When I think of all the entrepreneurs I have worked with, they do seem to fall into two camps: People who are industry or sector experts who start their own business to improve on an existing product or service (these are the SYC entrepreneurs – keep reading, all will become clear). And then there are the people who seem to just appear from nowhere with something so fresh and new that it redefines a category. I call these the NSYC people because you – never saw them coming. Of course technology, and more specifically the internet has massively increased the ranks of the NSYCs. The tech stuff is well documented. From Ariana Huffington to Jeff Bezos, I’m not going to give a second’s more thought in this blog to ‘digital disruptors’. As a group, the SYCs are generally much less feted by the media, but I’m willing to hazard that their overall success rate is much higher in aggregate.

Another way of thinking about this is whether people sit down and try very hard to invent a challenger brand, or whether the idea is etched into them by their daily experience of working in a company that just can’t or won’t step up. I think that there are many professional services businesses that fall into this latter category. From what we’ve seen of lawyers, management consultants, search firms and innovation teams, it’s very hard to truly innovate in the service sector without sacrificing margins, mainly because it’s people who deliver your brand experience. And if you want the best people in a competitive sector, you need to develop them, or be able to afford to pay market rates.

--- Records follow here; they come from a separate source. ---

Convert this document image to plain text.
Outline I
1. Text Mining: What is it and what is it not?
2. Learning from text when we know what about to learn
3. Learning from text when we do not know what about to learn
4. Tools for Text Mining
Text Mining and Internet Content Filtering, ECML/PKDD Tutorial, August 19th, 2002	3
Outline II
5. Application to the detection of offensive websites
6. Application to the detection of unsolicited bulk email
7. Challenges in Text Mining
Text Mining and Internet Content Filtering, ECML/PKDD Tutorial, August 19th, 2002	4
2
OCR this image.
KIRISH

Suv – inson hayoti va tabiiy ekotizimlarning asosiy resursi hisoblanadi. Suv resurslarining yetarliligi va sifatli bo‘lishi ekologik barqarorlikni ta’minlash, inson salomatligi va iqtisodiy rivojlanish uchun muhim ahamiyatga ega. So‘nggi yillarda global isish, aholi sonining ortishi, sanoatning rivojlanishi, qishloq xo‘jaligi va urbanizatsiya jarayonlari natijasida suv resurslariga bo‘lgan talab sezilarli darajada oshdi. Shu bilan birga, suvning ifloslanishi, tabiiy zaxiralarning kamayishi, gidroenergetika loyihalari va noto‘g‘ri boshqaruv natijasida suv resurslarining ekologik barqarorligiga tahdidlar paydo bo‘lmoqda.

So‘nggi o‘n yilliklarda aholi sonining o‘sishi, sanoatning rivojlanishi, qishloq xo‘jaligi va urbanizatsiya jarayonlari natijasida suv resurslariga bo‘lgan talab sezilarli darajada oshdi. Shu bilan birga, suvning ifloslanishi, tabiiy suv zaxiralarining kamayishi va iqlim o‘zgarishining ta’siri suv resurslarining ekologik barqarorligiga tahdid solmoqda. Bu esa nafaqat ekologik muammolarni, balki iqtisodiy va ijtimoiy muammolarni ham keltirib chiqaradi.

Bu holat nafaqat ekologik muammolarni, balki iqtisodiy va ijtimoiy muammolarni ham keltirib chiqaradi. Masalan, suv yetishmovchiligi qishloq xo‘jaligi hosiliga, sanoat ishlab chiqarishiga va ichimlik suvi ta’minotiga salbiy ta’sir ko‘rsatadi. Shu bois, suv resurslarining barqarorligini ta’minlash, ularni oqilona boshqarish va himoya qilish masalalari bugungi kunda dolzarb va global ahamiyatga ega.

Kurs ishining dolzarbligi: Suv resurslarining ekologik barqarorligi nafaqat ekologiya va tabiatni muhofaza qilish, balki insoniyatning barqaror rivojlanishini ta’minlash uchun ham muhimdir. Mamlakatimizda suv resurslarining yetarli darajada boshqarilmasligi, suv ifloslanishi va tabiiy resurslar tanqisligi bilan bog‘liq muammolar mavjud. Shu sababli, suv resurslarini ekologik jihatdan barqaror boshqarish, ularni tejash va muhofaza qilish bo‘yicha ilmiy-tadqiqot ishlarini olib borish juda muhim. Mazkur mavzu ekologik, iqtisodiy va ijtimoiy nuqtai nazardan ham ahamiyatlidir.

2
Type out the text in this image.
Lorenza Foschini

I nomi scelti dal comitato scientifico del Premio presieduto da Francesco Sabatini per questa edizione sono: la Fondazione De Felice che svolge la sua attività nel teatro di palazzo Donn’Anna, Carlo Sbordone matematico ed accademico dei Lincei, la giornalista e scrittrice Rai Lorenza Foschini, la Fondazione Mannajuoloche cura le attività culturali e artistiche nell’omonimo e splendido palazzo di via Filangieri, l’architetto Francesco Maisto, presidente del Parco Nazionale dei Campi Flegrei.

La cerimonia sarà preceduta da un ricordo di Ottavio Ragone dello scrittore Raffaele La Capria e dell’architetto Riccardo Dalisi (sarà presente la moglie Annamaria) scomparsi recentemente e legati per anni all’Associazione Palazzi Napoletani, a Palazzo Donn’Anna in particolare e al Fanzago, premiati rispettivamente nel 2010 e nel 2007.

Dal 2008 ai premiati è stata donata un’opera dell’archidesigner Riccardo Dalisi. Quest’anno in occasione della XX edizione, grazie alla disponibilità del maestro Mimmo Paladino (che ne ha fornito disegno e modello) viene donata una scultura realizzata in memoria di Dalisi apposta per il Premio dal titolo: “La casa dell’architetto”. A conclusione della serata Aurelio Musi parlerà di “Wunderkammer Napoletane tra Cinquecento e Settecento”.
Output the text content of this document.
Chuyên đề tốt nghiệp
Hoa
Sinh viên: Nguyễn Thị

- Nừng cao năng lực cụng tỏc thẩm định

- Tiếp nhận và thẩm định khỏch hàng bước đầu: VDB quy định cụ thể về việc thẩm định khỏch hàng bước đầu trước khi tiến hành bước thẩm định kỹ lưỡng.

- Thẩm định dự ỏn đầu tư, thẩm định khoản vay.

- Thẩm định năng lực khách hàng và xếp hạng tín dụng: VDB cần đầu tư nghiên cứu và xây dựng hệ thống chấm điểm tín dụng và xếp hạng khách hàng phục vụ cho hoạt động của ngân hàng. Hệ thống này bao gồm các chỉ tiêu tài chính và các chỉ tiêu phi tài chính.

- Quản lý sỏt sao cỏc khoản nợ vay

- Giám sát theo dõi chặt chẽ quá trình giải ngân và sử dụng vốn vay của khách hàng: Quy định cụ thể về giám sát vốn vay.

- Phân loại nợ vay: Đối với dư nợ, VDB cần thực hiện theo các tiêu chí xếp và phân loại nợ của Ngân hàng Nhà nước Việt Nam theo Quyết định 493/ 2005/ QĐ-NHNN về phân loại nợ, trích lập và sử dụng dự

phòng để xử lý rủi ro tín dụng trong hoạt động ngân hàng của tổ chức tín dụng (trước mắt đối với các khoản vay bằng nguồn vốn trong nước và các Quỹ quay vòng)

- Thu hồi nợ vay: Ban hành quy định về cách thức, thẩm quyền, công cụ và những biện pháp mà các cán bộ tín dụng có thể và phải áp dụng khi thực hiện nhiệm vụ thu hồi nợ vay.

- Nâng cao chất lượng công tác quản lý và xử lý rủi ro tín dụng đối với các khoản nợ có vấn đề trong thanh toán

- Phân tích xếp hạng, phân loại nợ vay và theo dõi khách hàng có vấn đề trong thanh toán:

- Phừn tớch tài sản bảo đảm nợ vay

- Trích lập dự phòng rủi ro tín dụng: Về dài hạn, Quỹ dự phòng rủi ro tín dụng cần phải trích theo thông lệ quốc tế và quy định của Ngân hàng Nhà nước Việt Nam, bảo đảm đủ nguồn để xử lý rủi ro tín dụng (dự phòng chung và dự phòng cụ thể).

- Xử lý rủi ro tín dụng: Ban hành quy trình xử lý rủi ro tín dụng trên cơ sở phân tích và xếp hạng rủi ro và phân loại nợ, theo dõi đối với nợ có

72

From a communications perspective, the NSYCs are a dream to PR because they satisfy our constant hunger for the next ‘new’. But let’s be honest, we Brits like a challenger brand, full stop. There’s something deeply attractive about the idea that an earnest entrepreneur is out there somewhere burning the midnight oil trying to create a much better customer experience. Perhaps it’s being cared about as customers rather than the incremental service gains that we really fall for.